Our interiors guru Giles Kime has known designer Cath Kidston for decades. She invited him to take a look inside her Grade-II listed Cotswolds home.
What do you do when you’ve turned your distinctive style into a much-loved business, been awarded an MBE and brought a beautiful 17th-century house in the Cotswolds back to life?
Laurels are never quite as comfortable a place to rest as people imagine, especially when you’ve spent 20 years tirelessly building the most distinctive high-street brand since Laura Ashley to create that holy grail of retail: a magical mix of originality, desirability and accessibility. In such a case, what next?
For Cath Kidston, the circuitous route to this particular dilemma started after a stint working for the interior designer Nicky Haslam, when she co-founded a shop selling curtainalia on the borders of Chelsea and Fulham in London. Five years later, she struck out on her own, selling fabrics and accessories in bold florals that flew in the face of the prevailing taste for pallid Modernism.
Initially, she ploughed a lonely furrow, but, soon, word spread and, over the following decade, her business grew from a single store in west London to 136, including one next to Fortnum & Mason on Piccadilly. Cath Kidston tents, phones and radios followed.
The subsequent pace at which the business flourished was built not on a desire for world domination, but an ability to garner the influences of foreign trips, exhibitions and days spent rootling around antiques markets and galleries—and turn them into well-made furnishings and clothing that made her customers happy and didn’t cost the earth.
Much of the inspiration for the business can also be found in Mrs Kidston Padgham’s formative years. It’s hard to imagine now, in an era of underfloor heating, complex lighting schemes and home spas, but there was a slender strand that ran through English decorating in the 1970s and 1980s that was shaped by a combination of aesthetic and budgetary restraint.
Good, elegant antiques and paintings were complemented with simple, white, painted furniture (usually second-hand brown furniture in disguise), proper linoleum, cork flooring, plain upholstery, usually in white or pale blue. Despite its casual feel, it was a look that was painstakingly curated; carefully cultivated house plants (geraniums, amaryllis and tuberose) were complemented by simple arrangements of cut flowers.
Luxury was not a home spa, but a few yards of deep shag pile in the bathroom and a pretty eiderdown in the guest bedroom.
‘They were houses that evolved,’ she remembers, ‘with a look that was lived in, but also stylish with comfortable, colourful kitchens and wonderful bathrooms that had the biggest, thickest towels. It was driven more than anything by a desire for restraint.’ Yet it was also a look that was never po-faced; there were cheery ceramic piles of fruit from Casa Pupo, needlepoint cushions and footstools and serried ranks of family photographs.
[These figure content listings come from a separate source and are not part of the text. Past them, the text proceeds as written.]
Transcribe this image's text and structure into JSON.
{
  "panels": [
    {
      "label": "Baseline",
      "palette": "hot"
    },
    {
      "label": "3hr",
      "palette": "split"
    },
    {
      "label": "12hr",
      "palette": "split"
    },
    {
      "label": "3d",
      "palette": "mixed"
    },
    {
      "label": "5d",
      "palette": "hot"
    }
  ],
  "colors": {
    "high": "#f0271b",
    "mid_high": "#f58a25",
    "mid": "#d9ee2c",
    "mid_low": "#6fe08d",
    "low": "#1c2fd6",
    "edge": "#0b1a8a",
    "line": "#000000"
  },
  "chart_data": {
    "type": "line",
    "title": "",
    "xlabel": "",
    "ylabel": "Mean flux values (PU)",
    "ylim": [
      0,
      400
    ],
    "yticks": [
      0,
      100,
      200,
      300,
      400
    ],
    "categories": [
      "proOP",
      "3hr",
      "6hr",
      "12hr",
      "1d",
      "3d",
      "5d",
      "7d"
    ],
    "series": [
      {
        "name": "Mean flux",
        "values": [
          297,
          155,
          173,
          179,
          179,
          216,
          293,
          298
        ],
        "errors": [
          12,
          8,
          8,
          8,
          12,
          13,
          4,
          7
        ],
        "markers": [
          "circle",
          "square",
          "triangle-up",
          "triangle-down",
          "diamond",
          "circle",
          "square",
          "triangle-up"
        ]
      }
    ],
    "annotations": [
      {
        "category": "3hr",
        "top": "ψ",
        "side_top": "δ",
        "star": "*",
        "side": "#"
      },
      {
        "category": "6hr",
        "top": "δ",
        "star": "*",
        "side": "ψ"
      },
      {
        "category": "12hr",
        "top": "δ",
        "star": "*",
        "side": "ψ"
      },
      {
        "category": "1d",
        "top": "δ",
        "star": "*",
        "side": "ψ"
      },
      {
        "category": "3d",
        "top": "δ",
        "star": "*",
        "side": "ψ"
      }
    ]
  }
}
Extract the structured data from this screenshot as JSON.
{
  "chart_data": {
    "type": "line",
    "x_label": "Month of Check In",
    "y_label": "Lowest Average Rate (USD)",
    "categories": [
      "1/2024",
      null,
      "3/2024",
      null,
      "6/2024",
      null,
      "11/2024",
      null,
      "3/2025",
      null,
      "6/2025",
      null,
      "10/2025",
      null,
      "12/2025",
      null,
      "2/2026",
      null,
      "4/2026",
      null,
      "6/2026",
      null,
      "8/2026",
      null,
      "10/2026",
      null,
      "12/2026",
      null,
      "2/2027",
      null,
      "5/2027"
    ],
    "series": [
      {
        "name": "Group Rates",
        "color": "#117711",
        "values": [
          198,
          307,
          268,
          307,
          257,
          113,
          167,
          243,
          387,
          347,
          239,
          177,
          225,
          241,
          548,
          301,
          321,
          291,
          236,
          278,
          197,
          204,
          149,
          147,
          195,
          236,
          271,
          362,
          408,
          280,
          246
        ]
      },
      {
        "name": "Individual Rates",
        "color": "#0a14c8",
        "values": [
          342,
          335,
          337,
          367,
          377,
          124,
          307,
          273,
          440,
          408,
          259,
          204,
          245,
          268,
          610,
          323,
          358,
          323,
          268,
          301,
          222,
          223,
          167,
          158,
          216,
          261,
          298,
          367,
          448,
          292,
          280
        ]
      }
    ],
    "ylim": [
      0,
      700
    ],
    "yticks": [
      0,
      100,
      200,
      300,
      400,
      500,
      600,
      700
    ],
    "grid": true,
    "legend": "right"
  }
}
Imbued with this sense of playfulness and a refusal to adhere to rules, she spent two decades dreaming up ideas for clothing, accessories and furnishings that appealed to both young (who found it quirky) and more mature (who found it a comforting reminder of their post-war childhood).
Its bold, distinctive excesses were generally countered with a pared-back look; if you have a floral oilcloth on the table or rose-covered ironing board, the rest of the kitchen could be a picture of Shakerish simplicity.
The designer left her eponymous business in 2016. Unburdened of the need to feed it with ideas, she and her husband, Hugh Padgham, a record producer who has worked with Peter Gabriel, Phil Collins and McFly, focused on their new home, a picture-perfect, Grade II-listed house that looks over 11 acres of its own woodland and pasture towards the gently undulating Gloucestershire countryside beyond.
For any designer making a new home offers an opportunity to try old new ideas and revive old ones. That’s precisely what the designer did, creating a series of classic schemes enlivened with colour, notably red and yellow, which are all the more zingy when they jump from what would otherwise be rather sotto voce.
She’s a great believer in updating old pieces, such as her parents’ Chinese Chippendale-style table that she has topped with coloured and old upholstered pieces that have been given new life, thanks to new fabrics, and cushions. She always shies away from the period piece, preferring instead to mix 18th century with modern to create a look that is fresh, distinctive and very much her own.
For a designer who spent almost three decades feeding a burgeoning interiors empire with a constant stream of new ideas, it’s almost impossible to creatively draw down the shutters. Now, she has gone back to her roots and established a studio, Joy of Print, specialising in pattern in west London, where it started all those years ago.
Working with a small team, she consults and creates hand-drawn patterns to commission, as well a growing portfolio of designs that are shared with other brands, from the boutique lighting specialist Rosi de Ruig to giants such as Uniqlo.
Late last year, she launched a capsule collection of wallpapers inspired by vintage designs and given contemporary chutzpah thanks to a fresh modern palette. The same restless imagination that made the designer a household name is back in harness.